Sending a message (persist, order, route)

def send_message(sender, convo_id, ciphertext, client_msg_id):
    seq = sequencer.next(convo_id)                   # per-conversation ordering
    msg = {"id": snowflake(), "convo": convo_id, "from": sender, "seq": seq,
           "body": ciphertext, "ts": now()}
    message_store.append(convo_id, msg)              # persist (durability + history)
    for recipient in members(convo_id) - {sender}:
        deliver(recipient, msg)
    return msg["id"]

def deliver(recipient, msg):
    server = registry.get(f"session:{recipient}")
    if server:                                       # online
        route_to(server, recipient, msg)             # push to their connection server
    else:                                            # offline
        inbox.append(recipient, msg)                 # store for reconnect

Sequence numbers give per-conversation ordering; persisting before delivery means a crash never loses an accepted message.

Offline delivery and sync

On reconnect, the client tells the server its last-acked sequence; the server flushes the backlog:

def on_resync(user_id, convo_id, last_seq):
    backlog = inbox.since(user_id, convo_id, last_seq)  # everything missed
    for msg in backlog: push(user_id, msg)
    # client acks; server marks delivered, removes from inbox

Delivery and read receipts

Receipts are tiny messages routed back to the sender:

def on_client_ack(user_id, msg_id, kind):            # kind = "delivered" | "read"
    msg = message_store.get(msg_id)
    deliver(msg["from"], {"type": "receipt", "msg_id": msg_id,
                          "by": user_id, "kind": kind})

At-least-once delivery + dedup by client_msg_id on the receiver means resends (after a flaky network) don’t create duplicates.

Group fan-out

A group send writes once and fans out to each member’s delivery path (online push or offline inbox), reusing deliver. Receipts aggregate per member (“delivered to 8/10”). Cap fan-out for very large groups (rate-limit, or treat as broadcast channels).

Presence

Connection servers publish connect/disconnect to a pub/sub channel; a contact subscribed to you receives your online/last-seen. Presence is high-churn, so it’s best-effort, debounced, and rate-limited (don’t let presence storms dominate traffic).

End-to-end encryption

The client encrypts with the recipient’s public key (Signal protocol; keys exchanged via a key server). The server stores/routes only ciphertextbody above is opaque to it. Media is encrypted client-side and uploaded to the blob store; only the key (sent in the message) decrypts it.

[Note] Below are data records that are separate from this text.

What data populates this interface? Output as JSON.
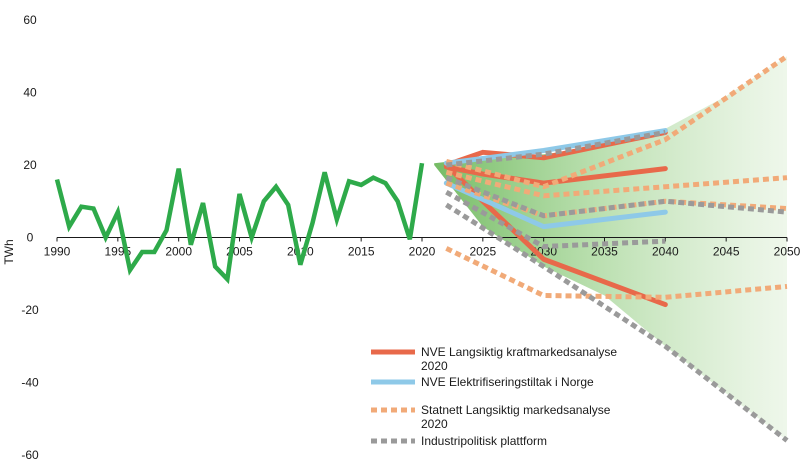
{
  "chart_data": {
    "type": "line",
    "ylabel": "TWh",
    "xlim": [
      1990,
      2050
    ],
    "ylim": [
      -60,
      60
    ],
    "x_ticks": [
      1990,
      1995,
      2000,
      2005,
      2010,
      2015,
      2020,
      2025,
      2030,
      2035,
      2040,
      2045,
      2050
    ],
    "y_ticks": [
      60,
      40,
      20,
      0,
      -20,
      -40,
      -60
    ],
    "grid": false,
    "legend_position": "bottom-right",
    "colors": {
      "historical": "#2eaa4a",
      "nve_market": "#e8694a",
      "nve_electrification": "#8ec9e8",
      "statnett": "#f1aa78",
      "industry": "#9a9a9a",
      "band": "#6ab957"
    },
    "historical": {
      "x": [
        1990,
        1991,
        1992,
        1993,
        1994,
        1995,
        1996,
        1997,
        1998,
        1999,
        2000,
        2001,
        2002,
        2003,
        2004,
        2005,
        2006,
        2007,
        2008,
        2009,
        2010,
        2011,
        2012,
        2013,
        2014,
        2015,
        2016,
        2017,
        2018,
        2019,
        2020
      ],
      "y": [
        16,
        3,
        8.5,
        8,
        0,
        7,
        -9,
        -4,
        -4,
        2,
        19,
        -2,
        9.5,
        -8,
        -11.5,
        12,
        0,
        10,
        14,
        9,
        -7.5,
        4,
        18,
        5,
        15.5,
        14.5,
        16.5,
        15,
        10,
        -0.5,
        20.5
      ]
    },
    "series": [
      {
        "name": "NVE Langsiktig kraftmarkedsanalyse 2020",
        "color": "#e8694a",
        "dash": false,
        "lines": [
          {
            "x": [
              2022,
              2025,
              2030,
              2040
            ],
            "y": [
              20,
              23.5,
              22,
              29
            ]
          },
          {
            "x": [
              2022,
              2025,
              2030,
              2040
            ],
            "y": [
              19.5,
              17.5,
              15,
              19
            ]
          },
          {
            "x": [
              2022,
              2025,
              2030,
              2040
            ],
            "y": [
              20,
              10,
              -6,
              -18.5
            ]
          }
        ]
      },
      {
        "name": "NVE Elektrifiseringstiltak i Norge",
        "color": "#8ec9e8",
        "dash": false,
        "lines": [
          {
            "x": [
              2022,
              2030,
              2040
            ],
            "y": [
              20.5,
              24,
              29.5
            ]
          },
          {
            "x": [
              2022,
              2030,
              2040
            ],
            "y": [
              15,
              3,
              7
            ]
          }
        ]
      },
      {
        "name": "Statnett Langsiktig markedsanalyse 2020",
        "color": "#f1aa78",
        "dash": true,
        "lines": [
          {
            "x": [
              2022,
              2030,
              2040,
              2050
            ],
            "y": [
              21,
              14,
              27,
              50
            ]
          },
          {
            "x": [
              2022,
              2030,
              2040,
              2050
            ],
            "y": [
              18,
              11.5,
              14,
              16.5
            ]
          },
          {
            "x": [
              2022,
              2030,
              2040,
              2050
            ],
            "y": [
              15,
              6,
              10,
              8
            ]
          },
          {
            "x": [
              2022,
              2030,
              2040,
              2050
            ],
            "y": [
              -3,
              -16,
              -16.5,
              -13.5
            ]
          }
        ]
      },
      {
        "name": "Industripolitisk plattform",
        "color": "#9a9a9a",
        "dash": true,
        "lines": [
          {
            "x": [
              2022,
              2030,
              2040
            ],
            "y": [
              20,
              23,
              29
            ]
          },
          {
            "x": [
              2022,
              2030,
              2040,
              2050
            ],
            "y": [
              16.5,
              6,
              10,
              7
            ]
          },
          {
            "x": [
              2022,
              2030,
              2040
            ],
            "y": [
              12.5,
              -2.5,
              -1
            ]
          },
          {
            "x": [
              2022,
              2030,
              2040,
              2050
            ],
            "y": [
              9,
              -8,
              -30,
              -56
            ]
          }
        ]
      }
    ],
    "band": {
      "x": [
        2021,
        2025,
        2030,
        2035,
        2040,
        2045,
        2050
      ],
      "upper": [
        20.5,
        22,
        23,
        25,
        30,
        39,
        50
      ],
      "lower": [
        20,
        3,
        -8,
        -16,
        -30,
        -43,
        -56
      ]
    },
    "legend": [
      {
        "label_1": "NVE Langsiktig kraftmarkedsanalyse",
        "label_2": "2020",
        "style": "solid",
        "color": "#e8694a"
      },
      {
        "label_1": "NVE Elektrifiseringstiltak i Norge",
        "label_2": "",
        "style": "solid",
        "color": "#8ec9e8"
      },
      {
        "label_1": "Statnett Langsiktig markedsanalyse",
        "label_2": "2020",
        "style": "dotted",
        "color": "#f1aa78"
      },
      {
        "label_1": "Industripolitisk plattform",
        "label_2": "",
        "style": "dotted",
        "color": "#9a9a9a"
      }
    ]
  }
}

Scale and failure handling

  • Connections → many connection servers, each with millions of sockets; the registry routes between them; a message broker (pub/sub) fans messages across servers.
  • Connection server dies → its users’ sessions expire (TTL); clients reconnect to another server and resync from their last sequence (no loss — messages were persisted).
  • Recipient offline → inbox holds messages durably until reconnect.
  • Ordering across servers → the per-conversation sequencer is the single ordering authority for that conversation.
  • Duplicate sends → client-msg-id dedup.

The takeaway

Concrete signals: connection servers + a session registry for routing, per- conversation sequence numbers for ordering, persist-then-deliver with an offline inbox for reliability, receipts/presence over the same channel, group fan-out, and E2E ciphertext routing. Persistent connections + reliable ordered delivery is the reusable real-time backbone (Zoom signaling and live features build on it).